Long before Polaroid pictures invoked sun-bleached nostalgia, dreamlike memories and a lust for a bygone analog age, they were considered a flash of impossibly futuristic technology.
When the company’s SX-70 OneStep instant camera was released in 1972, the US was still drafting conscripts for the Vietnam War, the Sony Walkman was seven years away and most people had to wait days – or even weeks – to see the pictures they’d snapped.

For acclaimed director and photographer Wim Wenders, who arrived in the USA from his native Germany that year, the SX-70 was the epitome of progress. The device was a technological marvel.
He went on to take 12,000 Polaroid photos in a frenzy of creativity in the early 1970s. The format was “at the dawn of the digital age, a promise of things to come,” said Wenders in an email interview.
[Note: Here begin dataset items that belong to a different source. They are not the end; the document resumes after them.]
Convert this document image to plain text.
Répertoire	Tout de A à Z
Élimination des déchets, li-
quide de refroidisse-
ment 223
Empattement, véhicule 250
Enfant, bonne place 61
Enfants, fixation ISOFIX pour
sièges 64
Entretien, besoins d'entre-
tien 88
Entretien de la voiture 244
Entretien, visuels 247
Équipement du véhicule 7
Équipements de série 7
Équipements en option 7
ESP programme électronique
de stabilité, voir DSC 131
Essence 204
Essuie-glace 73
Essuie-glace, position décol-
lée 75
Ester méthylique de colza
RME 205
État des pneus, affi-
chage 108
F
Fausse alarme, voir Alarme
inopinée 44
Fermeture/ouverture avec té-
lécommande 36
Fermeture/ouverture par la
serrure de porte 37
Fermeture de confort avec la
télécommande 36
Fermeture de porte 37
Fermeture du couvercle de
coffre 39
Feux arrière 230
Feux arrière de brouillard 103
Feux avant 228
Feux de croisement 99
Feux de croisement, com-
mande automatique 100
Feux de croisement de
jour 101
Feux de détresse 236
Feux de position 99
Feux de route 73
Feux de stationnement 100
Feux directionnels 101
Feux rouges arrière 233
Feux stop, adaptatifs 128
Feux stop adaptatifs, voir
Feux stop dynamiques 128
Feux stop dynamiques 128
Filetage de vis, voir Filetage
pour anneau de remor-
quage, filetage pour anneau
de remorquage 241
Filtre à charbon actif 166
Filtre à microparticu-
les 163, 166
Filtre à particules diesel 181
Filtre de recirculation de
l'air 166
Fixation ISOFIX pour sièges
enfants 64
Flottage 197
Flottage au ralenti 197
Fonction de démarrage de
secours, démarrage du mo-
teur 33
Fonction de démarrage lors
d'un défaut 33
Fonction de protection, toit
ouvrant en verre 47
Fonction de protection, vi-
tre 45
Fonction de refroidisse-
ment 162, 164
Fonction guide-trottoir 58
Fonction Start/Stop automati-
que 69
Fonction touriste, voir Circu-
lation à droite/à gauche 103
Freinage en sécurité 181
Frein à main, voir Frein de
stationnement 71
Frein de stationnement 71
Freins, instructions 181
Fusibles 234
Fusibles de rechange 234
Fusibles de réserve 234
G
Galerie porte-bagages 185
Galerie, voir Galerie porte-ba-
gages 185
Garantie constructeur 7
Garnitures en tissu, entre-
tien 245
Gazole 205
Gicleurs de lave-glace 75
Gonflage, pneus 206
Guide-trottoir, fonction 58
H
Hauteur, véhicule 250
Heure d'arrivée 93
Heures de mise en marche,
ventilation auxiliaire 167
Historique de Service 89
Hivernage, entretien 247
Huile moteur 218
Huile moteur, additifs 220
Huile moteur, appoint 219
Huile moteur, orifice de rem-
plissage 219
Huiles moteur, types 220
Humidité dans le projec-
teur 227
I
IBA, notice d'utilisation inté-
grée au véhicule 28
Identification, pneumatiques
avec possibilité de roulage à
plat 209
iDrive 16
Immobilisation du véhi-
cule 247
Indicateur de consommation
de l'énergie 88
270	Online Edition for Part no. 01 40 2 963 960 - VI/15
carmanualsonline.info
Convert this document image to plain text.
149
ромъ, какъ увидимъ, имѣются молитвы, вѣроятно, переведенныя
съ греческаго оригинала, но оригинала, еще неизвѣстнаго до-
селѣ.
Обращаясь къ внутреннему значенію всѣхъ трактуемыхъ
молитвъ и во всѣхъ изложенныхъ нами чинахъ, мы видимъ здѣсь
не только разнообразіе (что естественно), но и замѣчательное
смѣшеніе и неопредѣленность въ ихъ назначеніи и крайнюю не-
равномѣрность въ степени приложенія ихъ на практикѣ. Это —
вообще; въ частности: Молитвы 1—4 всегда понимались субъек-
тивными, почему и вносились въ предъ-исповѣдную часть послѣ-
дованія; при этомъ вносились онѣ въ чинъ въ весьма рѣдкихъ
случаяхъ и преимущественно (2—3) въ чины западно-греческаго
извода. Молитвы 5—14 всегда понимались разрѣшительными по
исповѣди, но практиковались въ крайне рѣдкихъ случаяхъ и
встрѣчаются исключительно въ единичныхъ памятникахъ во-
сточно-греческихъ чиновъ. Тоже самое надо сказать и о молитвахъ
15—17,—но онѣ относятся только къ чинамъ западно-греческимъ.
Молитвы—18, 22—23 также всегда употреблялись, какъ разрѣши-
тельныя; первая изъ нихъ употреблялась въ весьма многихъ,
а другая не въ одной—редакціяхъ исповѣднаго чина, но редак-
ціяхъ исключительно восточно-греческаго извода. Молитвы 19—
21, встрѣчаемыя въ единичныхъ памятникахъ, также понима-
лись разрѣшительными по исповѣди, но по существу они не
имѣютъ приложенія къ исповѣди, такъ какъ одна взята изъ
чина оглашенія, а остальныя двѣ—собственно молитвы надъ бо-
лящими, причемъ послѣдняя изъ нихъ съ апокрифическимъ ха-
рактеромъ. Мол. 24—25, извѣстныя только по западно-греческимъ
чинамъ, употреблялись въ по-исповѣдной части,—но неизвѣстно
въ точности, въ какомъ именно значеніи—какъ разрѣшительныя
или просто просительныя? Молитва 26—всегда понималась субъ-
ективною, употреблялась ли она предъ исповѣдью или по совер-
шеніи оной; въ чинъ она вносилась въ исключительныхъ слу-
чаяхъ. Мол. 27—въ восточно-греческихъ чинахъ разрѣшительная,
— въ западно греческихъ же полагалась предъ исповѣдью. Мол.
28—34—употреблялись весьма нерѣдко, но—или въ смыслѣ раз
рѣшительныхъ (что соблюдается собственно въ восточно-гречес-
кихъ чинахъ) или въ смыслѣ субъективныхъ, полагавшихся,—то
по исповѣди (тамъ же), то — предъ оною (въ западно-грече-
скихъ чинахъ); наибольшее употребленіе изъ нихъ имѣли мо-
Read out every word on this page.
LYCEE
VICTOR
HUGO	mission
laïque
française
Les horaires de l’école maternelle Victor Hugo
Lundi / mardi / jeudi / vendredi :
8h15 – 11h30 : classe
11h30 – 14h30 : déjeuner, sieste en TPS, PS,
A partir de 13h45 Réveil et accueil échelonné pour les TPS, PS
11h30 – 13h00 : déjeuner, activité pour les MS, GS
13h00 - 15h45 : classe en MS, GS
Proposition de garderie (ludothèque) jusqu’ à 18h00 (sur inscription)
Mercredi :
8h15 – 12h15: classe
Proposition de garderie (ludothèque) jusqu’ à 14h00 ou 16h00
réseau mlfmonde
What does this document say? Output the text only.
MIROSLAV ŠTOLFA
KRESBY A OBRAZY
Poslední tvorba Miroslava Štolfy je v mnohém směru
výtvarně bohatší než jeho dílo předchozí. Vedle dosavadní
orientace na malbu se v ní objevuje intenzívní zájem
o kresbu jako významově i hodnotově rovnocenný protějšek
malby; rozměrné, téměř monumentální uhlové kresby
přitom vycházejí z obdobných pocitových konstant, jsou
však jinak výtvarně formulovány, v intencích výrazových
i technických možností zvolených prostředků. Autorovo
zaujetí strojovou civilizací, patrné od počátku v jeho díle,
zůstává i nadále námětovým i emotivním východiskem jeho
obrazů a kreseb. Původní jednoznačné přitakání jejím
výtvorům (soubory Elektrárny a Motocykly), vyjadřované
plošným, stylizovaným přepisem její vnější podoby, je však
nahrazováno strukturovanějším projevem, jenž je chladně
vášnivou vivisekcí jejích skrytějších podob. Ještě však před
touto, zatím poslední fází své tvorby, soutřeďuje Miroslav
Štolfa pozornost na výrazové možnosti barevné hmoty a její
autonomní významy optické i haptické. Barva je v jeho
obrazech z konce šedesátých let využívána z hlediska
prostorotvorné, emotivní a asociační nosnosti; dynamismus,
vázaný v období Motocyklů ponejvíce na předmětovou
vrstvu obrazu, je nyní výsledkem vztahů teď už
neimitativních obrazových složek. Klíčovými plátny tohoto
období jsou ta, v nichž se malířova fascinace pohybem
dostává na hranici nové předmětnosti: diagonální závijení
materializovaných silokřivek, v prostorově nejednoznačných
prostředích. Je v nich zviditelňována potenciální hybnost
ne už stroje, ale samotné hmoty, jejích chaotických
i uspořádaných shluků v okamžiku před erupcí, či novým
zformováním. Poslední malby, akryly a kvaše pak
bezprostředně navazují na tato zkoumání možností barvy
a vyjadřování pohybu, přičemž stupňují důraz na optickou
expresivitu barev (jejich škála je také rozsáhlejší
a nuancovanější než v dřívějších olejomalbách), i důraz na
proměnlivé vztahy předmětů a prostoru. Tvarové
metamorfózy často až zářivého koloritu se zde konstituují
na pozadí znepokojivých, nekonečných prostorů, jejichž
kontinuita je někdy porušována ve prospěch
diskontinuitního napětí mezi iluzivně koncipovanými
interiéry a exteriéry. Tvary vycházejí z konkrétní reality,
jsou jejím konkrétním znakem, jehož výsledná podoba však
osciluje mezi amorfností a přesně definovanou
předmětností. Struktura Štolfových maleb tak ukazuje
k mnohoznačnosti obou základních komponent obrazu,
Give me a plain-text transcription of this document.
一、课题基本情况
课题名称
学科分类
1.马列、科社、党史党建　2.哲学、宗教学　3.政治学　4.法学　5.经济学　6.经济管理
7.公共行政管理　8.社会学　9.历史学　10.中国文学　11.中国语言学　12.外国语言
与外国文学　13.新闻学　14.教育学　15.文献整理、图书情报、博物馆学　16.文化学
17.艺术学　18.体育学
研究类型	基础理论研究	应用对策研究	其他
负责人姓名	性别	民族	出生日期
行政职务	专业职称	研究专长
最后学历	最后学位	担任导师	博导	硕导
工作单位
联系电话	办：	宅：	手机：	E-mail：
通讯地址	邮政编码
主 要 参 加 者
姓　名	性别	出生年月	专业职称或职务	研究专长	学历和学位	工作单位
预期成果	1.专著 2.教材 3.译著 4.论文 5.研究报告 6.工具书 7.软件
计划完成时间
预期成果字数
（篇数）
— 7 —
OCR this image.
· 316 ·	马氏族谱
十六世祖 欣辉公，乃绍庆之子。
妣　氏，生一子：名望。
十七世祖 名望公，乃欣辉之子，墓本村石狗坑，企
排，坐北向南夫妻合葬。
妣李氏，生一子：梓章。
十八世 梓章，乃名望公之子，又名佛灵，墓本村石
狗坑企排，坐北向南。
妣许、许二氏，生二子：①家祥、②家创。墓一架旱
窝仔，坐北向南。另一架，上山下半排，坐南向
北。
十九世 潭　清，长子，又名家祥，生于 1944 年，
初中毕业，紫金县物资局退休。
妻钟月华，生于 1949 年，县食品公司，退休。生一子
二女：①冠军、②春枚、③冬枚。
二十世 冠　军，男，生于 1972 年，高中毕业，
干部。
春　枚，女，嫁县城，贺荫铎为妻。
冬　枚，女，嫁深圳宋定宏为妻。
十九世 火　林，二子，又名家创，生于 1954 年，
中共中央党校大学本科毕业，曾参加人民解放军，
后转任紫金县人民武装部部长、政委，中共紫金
“For years, everybody would stand behind you and look at the little print, not only in amazement, but also with longing – ‘Gimme that thing!’” said Wenders, who directed the epic road movie “Paris, Texas” and the Oscar-nominated documentary “Buena Vista Social Club.”
“Kids especially went crazy. Today, we take it for granted that we can see everything immediately on … our devices, but then, it was nothing less than a cultural revolution. We all felt we were looking at the future. And we were.”